Enjoyed it despite its content. It says a lot but the brother is on the road to his own destruction, and his sibling can't help.

Jennifer

Bunbry at 09:53 on 09 May 2009  Report this post
This has a nice chaotic feel about it, which is reflected in the brother's personality. Well Done.

This sentence didn't work for me though - might need to reconstruct it perhaps.
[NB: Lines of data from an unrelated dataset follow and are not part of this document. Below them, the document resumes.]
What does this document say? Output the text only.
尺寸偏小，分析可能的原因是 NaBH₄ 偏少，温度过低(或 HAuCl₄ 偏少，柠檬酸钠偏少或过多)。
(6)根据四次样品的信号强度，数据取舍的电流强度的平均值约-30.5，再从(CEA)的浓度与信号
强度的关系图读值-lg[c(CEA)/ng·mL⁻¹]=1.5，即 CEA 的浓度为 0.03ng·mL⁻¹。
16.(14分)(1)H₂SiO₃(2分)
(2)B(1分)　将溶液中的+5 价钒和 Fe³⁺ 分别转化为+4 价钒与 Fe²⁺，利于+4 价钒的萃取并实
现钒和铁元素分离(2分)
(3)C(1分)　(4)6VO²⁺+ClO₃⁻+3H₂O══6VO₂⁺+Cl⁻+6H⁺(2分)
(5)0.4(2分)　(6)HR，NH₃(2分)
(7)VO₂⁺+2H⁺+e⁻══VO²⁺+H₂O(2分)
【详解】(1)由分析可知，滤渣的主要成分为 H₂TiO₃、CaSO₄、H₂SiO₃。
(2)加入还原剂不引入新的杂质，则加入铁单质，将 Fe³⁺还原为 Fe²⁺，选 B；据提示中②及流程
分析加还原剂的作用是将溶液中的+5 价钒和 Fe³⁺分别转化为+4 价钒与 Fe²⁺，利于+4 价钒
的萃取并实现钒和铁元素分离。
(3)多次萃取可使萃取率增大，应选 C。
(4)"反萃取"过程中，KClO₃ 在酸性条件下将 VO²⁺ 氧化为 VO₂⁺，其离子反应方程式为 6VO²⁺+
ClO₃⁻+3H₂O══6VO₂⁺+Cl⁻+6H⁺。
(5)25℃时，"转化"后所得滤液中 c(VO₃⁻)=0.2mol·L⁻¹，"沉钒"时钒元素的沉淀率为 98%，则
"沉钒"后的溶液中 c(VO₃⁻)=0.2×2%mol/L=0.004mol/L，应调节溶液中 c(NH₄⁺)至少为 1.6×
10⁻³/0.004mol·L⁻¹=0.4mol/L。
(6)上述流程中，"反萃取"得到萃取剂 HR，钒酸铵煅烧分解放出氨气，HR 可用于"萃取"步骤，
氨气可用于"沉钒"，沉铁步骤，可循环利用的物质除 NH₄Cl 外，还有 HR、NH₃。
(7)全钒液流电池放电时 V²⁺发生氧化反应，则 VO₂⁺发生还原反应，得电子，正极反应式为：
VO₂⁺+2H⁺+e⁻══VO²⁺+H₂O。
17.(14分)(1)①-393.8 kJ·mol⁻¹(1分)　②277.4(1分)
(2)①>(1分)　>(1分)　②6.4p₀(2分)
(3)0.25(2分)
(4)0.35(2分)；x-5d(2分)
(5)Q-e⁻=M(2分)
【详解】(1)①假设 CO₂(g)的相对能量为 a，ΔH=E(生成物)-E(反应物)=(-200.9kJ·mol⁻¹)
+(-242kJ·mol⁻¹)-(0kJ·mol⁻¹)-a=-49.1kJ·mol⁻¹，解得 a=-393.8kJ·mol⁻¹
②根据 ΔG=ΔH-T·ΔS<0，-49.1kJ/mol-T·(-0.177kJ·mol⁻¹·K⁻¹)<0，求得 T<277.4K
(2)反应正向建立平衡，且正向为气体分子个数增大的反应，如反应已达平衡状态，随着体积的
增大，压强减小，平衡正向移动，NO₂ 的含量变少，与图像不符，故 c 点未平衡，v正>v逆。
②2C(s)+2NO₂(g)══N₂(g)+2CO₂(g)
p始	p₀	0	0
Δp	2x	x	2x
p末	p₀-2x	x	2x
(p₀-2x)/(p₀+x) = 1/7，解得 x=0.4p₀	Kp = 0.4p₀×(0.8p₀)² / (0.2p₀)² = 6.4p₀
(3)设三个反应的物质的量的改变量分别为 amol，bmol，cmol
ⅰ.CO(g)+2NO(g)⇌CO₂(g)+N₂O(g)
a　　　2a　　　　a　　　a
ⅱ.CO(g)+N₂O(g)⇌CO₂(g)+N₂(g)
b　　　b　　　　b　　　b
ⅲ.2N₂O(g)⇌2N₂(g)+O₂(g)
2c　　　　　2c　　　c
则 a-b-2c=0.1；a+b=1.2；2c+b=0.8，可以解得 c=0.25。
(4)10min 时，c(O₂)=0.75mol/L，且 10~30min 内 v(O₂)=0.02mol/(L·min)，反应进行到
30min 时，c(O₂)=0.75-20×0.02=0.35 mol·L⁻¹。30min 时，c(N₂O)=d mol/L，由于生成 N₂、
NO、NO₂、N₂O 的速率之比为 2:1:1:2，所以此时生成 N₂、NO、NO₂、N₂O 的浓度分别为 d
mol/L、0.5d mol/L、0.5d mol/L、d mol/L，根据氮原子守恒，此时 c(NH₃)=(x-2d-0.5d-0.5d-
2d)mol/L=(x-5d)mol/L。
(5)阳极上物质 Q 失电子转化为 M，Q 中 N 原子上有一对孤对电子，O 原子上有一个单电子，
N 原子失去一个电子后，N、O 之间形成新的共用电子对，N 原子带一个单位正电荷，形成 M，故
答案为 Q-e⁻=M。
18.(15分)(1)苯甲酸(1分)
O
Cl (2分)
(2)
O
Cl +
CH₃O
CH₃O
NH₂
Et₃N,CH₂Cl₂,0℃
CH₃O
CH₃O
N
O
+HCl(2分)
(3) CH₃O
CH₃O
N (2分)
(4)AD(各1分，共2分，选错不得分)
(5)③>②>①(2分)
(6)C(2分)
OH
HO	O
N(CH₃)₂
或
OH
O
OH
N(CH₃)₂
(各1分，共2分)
I don’t follow baseball, but when he’s in these moods, fueled by alcohol and cocaine, and probably other things he snuck up his nose, down his throat, or into his veins while I was maybe talking to that pretty girl who was studying physics and who I promised didn’t know what she was getting herself into by taking a sojourn down to Peru to live in a small village.



Nick

Jordan789 at 16:36 on 09 May 2009  Report this post
Hey Nick and Jenn,

Thanks both for reading and commenting. Nick, I fixed that paragraph, and it should read better now. Also, I altered the ending slightly to offer a little more introspection and info about the situations. If you could, give it a glance over and let me know what you think.

THanks again,

Jordan

Prospero at 20:16 on 09 May 2009  Report this post
Hi Jordan

Taking a walk on the wild side. I knew guys like these when I was younger, much younger. Your story brought them back.

Thank you.

Best

Prosp

choille at 23:09 on 09 May 2009  Report this post
Hi Jordan,

Nice slice of life - realistic.

Different worlds, different life-styles.

I found the end a wee bit clunky. - I'd scrub 'phone' from 'phone calls.'
And maybe tighten the ending, edit..to something like where they celebrate life - differently - or something. just to keep the flow.

Enjoyed it - as ever.
All the best
Caroline.

Bunbry at 09:27 on 10 May 2009  Report this post
Another version?! I liked this, you gave the charcters difficult decisions to make and cranked up the tension to boot. Nice finale too!

Nick

crowspark at 12:01 on 10 May 2009  Report this post
Hi Jordan

A good strong flash. Reminds me of an incident when I was in a smash (as a passenger) but had a similar experience (except we were the accident).

Send it out!

Bill

LMJT at 18:20 on 10 May 2009  Report this post
Hi Jordan,

I really like this. I could see it all happening and the dialogue was very well done.

I particularly liked the part about them still having something to talk about with the baseball.

Thanks for the read.

Inspiration at 18:29 on 10 May 2009  Report this post
You've really captured the essence of the incident. I totally agree, send this out.